BOULDER, CO; April 16, 2012 – Cool Energy Inc., a clean energy power generation corporation with headquarters in Boulder, Colorado, has developed a new use for the 200-year old Stirling engine.  This approach can recover and convert waste heat that would otherwise be lost and turn the heat into usable electricity for broad application in industrial and commercial processes.

The company, which holds five U.S. patents on its SolarHeart® Engine system, has determined that its technology can service the untapped $15 billion U.S. market for waste heat recovery in the low to medium temperature range (100 to 300 Celsius). Currently, 20 to 50 percent of energy consumed in industrial and commercial processes is lost via waste heat.

 “If we installed SolarHeart® Engines in just 30 percent of the industrial waste heat recovery opportunities in the U.S., we’d install 11 gigawatts of generating capacity which would produce 60 billion kilowatt hours of electricity every year from heat that’s wasted up industrial smoke stacks,” said Sam Weaver, President and CEO of Cool Energy, Inc. “We could save 30 million tons of carbon dioxide emissions every year if we got even 30 percent of these opportunities – and that’s in the U.S. alone,” added Weaver.

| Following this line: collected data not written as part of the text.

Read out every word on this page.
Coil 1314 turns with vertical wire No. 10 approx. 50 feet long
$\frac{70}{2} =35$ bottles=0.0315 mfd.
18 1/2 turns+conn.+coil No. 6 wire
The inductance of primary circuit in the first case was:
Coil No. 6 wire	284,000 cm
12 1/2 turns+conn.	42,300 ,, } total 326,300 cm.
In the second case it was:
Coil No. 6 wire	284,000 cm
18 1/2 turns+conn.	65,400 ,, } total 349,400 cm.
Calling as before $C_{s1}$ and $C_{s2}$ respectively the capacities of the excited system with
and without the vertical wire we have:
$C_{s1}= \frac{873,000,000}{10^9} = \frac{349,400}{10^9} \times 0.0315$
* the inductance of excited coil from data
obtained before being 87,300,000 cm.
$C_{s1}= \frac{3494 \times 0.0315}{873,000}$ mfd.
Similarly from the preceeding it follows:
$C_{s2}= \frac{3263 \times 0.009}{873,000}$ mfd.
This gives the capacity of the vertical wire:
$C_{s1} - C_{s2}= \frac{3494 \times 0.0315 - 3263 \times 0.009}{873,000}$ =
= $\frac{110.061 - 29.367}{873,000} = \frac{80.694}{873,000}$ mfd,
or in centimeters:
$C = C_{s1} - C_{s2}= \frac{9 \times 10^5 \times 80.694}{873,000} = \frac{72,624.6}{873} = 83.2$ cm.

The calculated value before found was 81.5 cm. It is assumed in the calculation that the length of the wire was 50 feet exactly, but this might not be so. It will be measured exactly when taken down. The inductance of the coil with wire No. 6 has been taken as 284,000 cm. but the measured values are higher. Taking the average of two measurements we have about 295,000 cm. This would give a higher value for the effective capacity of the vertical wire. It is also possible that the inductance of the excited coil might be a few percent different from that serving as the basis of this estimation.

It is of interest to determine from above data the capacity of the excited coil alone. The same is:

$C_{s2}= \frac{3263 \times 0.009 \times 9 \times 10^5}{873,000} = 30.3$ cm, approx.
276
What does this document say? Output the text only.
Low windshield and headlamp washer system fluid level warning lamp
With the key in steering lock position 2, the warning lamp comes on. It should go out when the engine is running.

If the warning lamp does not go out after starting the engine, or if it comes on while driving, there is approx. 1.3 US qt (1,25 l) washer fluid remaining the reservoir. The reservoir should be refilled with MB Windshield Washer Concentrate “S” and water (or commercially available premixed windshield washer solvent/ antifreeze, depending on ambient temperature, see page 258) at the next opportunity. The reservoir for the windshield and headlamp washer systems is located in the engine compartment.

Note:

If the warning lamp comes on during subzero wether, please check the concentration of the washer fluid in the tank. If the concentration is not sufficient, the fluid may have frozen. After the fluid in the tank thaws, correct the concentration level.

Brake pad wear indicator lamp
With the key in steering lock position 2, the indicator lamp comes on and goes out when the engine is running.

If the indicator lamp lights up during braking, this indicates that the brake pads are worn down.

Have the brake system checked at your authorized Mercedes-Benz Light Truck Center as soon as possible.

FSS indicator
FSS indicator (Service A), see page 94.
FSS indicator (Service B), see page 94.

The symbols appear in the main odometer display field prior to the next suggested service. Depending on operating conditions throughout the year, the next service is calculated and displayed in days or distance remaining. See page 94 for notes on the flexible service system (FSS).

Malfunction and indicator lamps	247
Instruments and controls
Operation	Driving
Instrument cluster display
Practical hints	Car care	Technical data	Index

In the fourth quarter of 2011, Cool Energy designed, built and sold three of its fourth generation 3kW engines to European customers. The company is currently developing designs for higher-power engines to capture the large untapped market for power conversions in the 10kW to 50kW range. Mr. Weaver recently returned from India where he interviewed potential partners for on-site manufacturing and distribution of the SolarHeart® Engine.

The company’s technology is expected to increase engine generator efficiencies by up to 20 percent with a return on investment in as little as one year. Cool Energy has received grants from the National Science Foundation, the U.S. Department of Energy, the Environmental Protection Agency and the Colorado Governor’s Energy Office. By capturing and converting waste heat, the system both prevents damaging greenhouse gas emissions from entering the Earth’s atmosphere, and produces electricity with zero carbon emissions.